We had pretty much given him a few months off (other than speech and occupational therapy, mentioned below) from so much testing, and appointments, but it's time to get him back in the swing of figuring out what's going on so we can better help him. He is really bright and we don't want him missing any oppourtunities that he deserves to have. A month ago we took him into our pediatrician appointment for a weight check and some blood work.  Once again, his zinc was low, and his iron was back to the 'too low' side of things.  So he's back on those extra supplements.

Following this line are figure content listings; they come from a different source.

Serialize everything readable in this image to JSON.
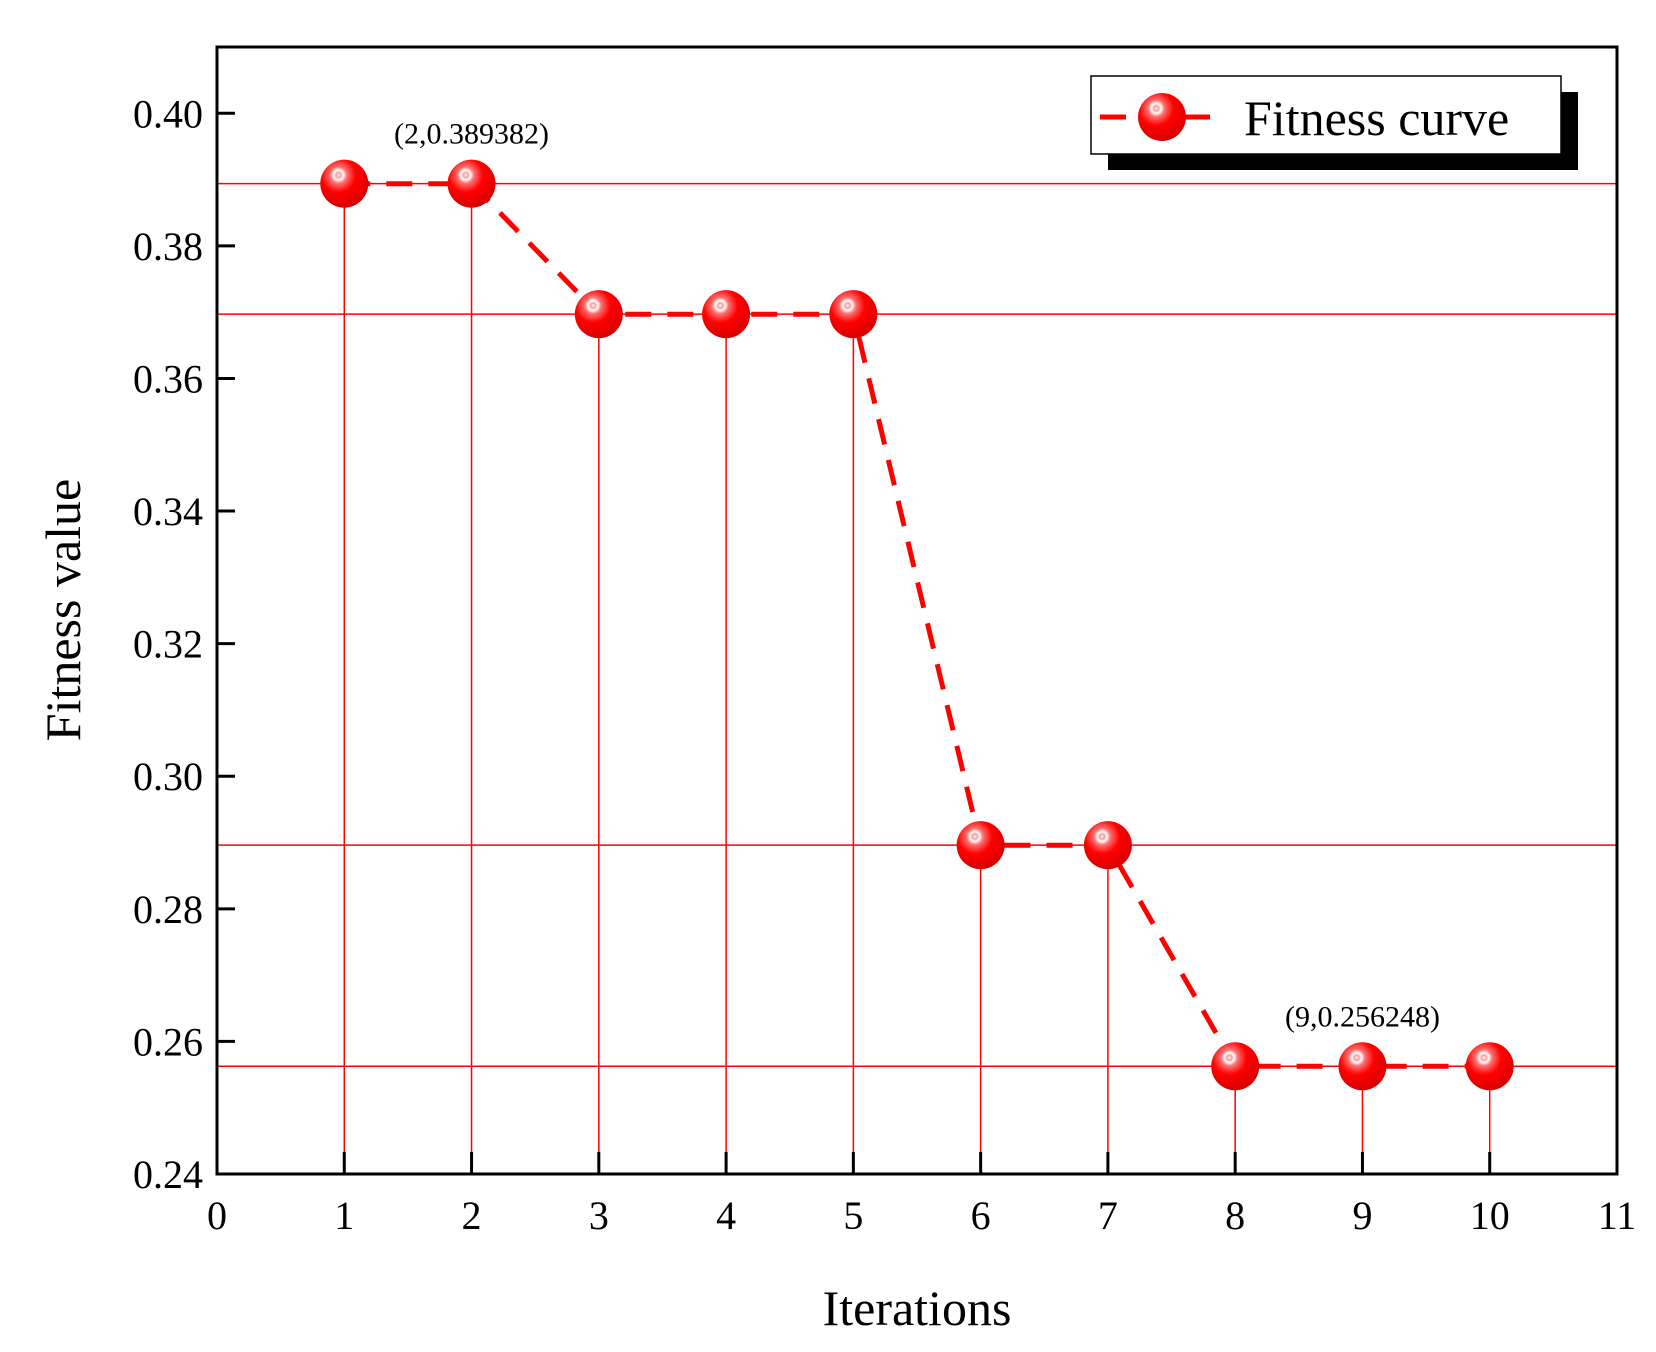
{
  "chart_data": {
    "type": "line",
    "xlabel": "Iterations",
    "ylabel": "Fitness value",
    "xlim": [
      0,
      11
    ],
    "ylim": [
      0.24,
      0.41
    ],
    "x_ticks": [
      0,
      1,
      2,
      3,
      4,
      5,
      6,
      7,
      8,
      9,
      10,
      11
    ],
    "x_tick_labels": [
      "0",
      "1",
      "2",
      "3",
      "4",
      "5",
      "6",
      "7",
      "8",
      "9",
      "10",
      "11"
    ],
    "y_ticks": [
      0.24,
      0.26,
      0.28,
      0.3,
      0.32,
      0.34,
      0.36,
      0.38,
      0.4
    ],
    "y_tick_labels": [
      "0.24",
      "0.26",
      "0.28",
      "0.30",
      "0.32",
      "0.34",
      "0.36",
      "0.38",
      "0.40"
    ],
    "grid": false,
    "legend_position": "top-right",
    "series": [
      {
        "name": "Fitness curve",
        "line_style": "dashed",
        "marker": "sphere",
        "color": "#ff0000",
        "x": [
          1,
          2,
          3,
          4,
          5,
          6,
          7,
          8,
          9,
          10
        ],
        "y": [
          0.389382,
          0.389382,
          0.3697,
          0.3697,
          0.3697,
          0.2896,
          0.2896,
          0.256248,
          0.256248,
          0.256248
        ]
      }
    ],
    "drop_lines": {
      "color": "#ff0000",
      "horizontal_levels": [
        0.389382,
        0.3697,
        0.2896,
        0.256248
      ]
    },
    "annotations": [
      {
        "text": "(2,0.389382)",
        "x": 2,
        "y": 0.389382
      },
      {
        "text": "(9,0.256248)",
        "x": 9,
        "y": 0.256248
      }
    ]
  }
}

Weight wise, he's slowing growing taller, but his weight is unchanged.  He's 36/37 pounds at 5.5 years of age. We've made his follow up Neurologist appointment at Akron Children's Hospital for this coming month, along with his Gastroenterologist appointment at Cleveland Clinic.  


Right before his preschool graduation, we had his IEP meeting.  This was a disaster in most ways.  As soon as I get a chance, I'll write that stuff out.  I want to give parents of special needs/learning issues children a heads up on how those things really work and what our experiences have been. 


From that appointment, we have decided, with the opinion of his pediatrician, to get our own Psychiarist opinion.  He has an appointment this fall with a doctor that we as his parents, and the community, highly recommend. 

Boost Kid Essentials 1.5 Cal

Julian is no longer getting his boost the way that we've been getting it for the last four years.  Now, his other insurance is giving us a really hard time getting it.  I'm in a slight panic, because we are down to less than one case, about 20 boxes.  That's 4-5 days stretching it out.  We started the process or obtaining a prior authorization (needed to fill the script for the formula) two months before we knew we would need it.  It's now been 4 full months, and it still hasn't gone through.

We've gone by the pharmacy at least once a week that whole time.  The insurance company is now telling the pharmacy that they need a CRN form filled out by the physician.  Mind you, this is after a script for the same thing from both his pediatrician and gastroenterologist, as well as letters of necessity from both of them.  There's nothing left the pharmacy can do, and I undertand that, but I'm upset because my child NEEDS this.  Ryan called the insurance company today, and we are waiting for a call back.

Before this formula, Julian was on a premie formula (he wouldn't latch as an infant, then had massive acid reflux), then a soy formula.  As soon as he was 1 year old, he was put on pediasure.  He didn't gain weight on it, and it was like he could never get enough.  He was put on Boost Kid Essentials 1.5 cal after that, and little by little... he began to gain weight!  Not much, but he stopped loosing weight.  He finally, at 2, got above 20lbs.  He still wasn't on the wight 'growth chart' until he was almost four.  For the last year he has made it to 3-5% (hoovers around there) on the chart for weight.

At one point, for a procedure, he had to go without his boost for 1 day.  He literally lost 1 full pound in that 24 hour period.  Mind you, he wasn't even 20lbs at this point.  It took three months to gain that weight back.  So, you can see why I'm scared that he might be going without it for ANY period of time while we figure out how on earth to pay for this stuff.  Each case is $127 at the pharmacy for 27 juice type boxes.  I've been looking on Ebay, and I can get a case for about $40, plus around $20 for shipping.  Still a lot of money on a full-time student and mom's budget.  Especially considering that he goes through at least 4 cases a month.